The first was a gathering of Périfan's own neighbours in Paris’s 17th arrondissement. He organised it after being horrified to learn that an elderly woman in his neighbourhood had died and her body had not been found for four months.

Listen to the history of the Fête des voisins in the spotlight on France podcast, here:

Spotlight on France, episode 129 © RFI

After a successful gathering, Périfan decided to try and spread the concept.

A local councillor in the arrondissement at the time – he is a now a deputy mayor, charged with social issues – he was no stranger to organising and picked up the phone to call round his colleagues to get them on board.

By the following year he had recruited 20 cities.
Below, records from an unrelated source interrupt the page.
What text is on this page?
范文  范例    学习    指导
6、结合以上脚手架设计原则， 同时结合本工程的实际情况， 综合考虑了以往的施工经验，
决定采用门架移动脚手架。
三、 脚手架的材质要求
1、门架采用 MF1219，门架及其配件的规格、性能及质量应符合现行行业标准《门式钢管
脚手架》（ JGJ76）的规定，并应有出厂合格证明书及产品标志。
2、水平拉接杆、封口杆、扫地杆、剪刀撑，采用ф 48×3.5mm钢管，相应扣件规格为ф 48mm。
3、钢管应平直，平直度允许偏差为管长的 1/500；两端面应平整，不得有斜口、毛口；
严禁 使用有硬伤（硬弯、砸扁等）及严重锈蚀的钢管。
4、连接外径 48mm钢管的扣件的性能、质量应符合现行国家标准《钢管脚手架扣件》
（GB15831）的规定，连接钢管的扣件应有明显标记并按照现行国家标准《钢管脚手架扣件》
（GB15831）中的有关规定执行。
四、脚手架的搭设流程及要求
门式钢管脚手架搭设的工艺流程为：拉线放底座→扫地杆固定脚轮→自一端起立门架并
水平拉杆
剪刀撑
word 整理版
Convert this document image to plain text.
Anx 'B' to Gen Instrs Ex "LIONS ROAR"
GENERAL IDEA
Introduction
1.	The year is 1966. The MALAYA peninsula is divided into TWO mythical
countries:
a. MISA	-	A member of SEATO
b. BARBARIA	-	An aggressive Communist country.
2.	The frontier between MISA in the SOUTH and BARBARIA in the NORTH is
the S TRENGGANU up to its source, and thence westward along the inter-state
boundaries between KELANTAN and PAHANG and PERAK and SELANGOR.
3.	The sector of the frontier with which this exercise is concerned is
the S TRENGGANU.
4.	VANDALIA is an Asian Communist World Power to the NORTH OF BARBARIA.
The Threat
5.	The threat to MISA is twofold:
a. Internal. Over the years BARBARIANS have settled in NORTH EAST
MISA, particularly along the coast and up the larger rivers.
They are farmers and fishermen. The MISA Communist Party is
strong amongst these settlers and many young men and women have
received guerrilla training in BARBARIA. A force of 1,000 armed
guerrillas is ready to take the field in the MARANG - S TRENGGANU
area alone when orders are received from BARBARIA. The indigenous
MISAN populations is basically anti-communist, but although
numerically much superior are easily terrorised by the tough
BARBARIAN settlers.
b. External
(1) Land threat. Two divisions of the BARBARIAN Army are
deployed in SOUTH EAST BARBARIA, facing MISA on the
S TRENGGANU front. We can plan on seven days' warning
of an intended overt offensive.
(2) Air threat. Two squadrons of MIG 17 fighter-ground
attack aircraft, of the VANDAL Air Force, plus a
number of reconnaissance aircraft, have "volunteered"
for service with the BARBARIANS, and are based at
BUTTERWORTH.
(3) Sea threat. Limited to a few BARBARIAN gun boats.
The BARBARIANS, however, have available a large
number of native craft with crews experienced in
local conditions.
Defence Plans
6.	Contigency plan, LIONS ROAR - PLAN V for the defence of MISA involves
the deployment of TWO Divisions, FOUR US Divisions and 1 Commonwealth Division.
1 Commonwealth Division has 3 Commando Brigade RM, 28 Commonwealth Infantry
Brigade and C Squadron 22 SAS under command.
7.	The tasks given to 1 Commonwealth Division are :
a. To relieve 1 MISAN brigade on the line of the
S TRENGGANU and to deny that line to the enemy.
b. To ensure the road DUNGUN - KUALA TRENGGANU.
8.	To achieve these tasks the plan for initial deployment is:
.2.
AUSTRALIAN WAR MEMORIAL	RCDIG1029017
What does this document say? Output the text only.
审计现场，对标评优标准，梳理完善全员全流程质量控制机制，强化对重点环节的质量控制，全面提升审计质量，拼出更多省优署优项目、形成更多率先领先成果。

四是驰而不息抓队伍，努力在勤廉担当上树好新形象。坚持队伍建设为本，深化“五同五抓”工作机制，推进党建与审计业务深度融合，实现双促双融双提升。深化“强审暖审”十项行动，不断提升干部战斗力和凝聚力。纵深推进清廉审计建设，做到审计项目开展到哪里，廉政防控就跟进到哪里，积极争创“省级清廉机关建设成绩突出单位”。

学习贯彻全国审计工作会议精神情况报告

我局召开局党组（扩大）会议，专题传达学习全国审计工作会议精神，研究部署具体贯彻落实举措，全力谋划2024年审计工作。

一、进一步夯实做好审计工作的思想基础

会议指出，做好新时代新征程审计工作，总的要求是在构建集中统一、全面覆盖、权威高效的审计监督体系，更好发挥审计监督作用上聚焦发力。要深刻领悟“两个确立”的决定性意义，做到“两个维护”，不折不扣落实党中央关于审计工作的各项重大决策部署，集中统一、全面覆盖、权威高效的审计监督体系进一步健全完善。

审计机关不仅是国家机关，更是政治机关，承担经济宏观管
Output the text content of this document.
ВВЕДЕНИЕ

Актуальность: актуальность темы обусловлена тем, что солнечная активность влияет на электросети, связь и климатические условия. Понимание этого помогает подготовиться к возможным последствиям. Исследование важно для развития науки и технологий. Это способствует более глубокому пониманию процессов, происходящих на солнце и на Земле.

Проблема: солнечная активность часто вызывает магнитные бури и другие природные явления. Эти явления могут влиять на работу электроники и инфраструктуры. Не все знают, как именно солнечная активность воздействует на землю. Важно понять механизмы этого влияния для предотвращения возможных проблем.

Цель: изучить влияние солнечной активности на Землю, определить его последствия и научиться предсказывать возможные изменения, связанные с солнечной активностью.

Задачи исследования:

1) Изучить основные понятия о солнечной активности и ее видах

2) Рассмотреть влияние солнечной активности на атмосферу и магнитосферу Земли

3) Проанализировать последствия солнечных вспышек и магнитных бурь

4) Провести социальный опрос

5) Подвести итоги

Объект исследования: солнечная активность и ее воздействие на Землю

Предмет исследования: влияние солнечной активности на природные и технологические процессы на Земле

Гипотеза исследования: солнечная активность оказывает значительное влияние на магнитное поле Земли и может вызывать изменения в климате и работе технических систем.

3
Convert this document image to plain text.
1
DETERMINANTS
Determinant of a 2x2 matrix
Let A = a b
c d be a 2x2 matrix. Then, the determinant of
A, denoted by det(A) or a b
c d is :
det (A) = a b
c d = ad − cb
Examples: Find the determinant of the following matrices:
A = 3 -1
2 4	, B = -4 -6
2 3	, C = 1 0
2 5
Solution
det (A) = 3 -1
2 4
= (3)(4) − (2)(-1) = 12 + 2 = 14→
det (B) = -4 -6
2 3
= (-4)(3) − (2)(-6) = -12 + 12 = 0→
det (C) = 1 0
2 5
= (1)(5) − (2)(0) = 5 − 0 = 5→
Now, 25 years later, 5,000 cities across France officially endorse the Fête des voisins, with millions of people organising the gatherings each year.

Two million French seniors live in poverty: charity report

'Helping others brings happiness'

Périfan's association, Voisins solidaires ("Neighbours Together"), launched the Civic Hour initiative in 2021, in the depths of the Covid-19 pandemic, when people began helping each other out during lockdowns.

As he did with the neighbours' party, he began at home in his Paris neighbourhood. He then tested the idea in the Charente-Maritime department where he has a second home, before taking it to four other departments.

Today, more than 200 cities are taking part, with nearly 20,000 volunteers signed up – most of them young retirees, who had hesitated to get involved in an association.

Volunteering has dropped in recent years among older people, while it is on the rise with younger people. But the Civic Hour, with fewer constraints than other commitments, is appealing.

"Helping others brings a lot of happiness," Périfan says. "Happiness is not just about having money – happiness comes from relationships, helping others."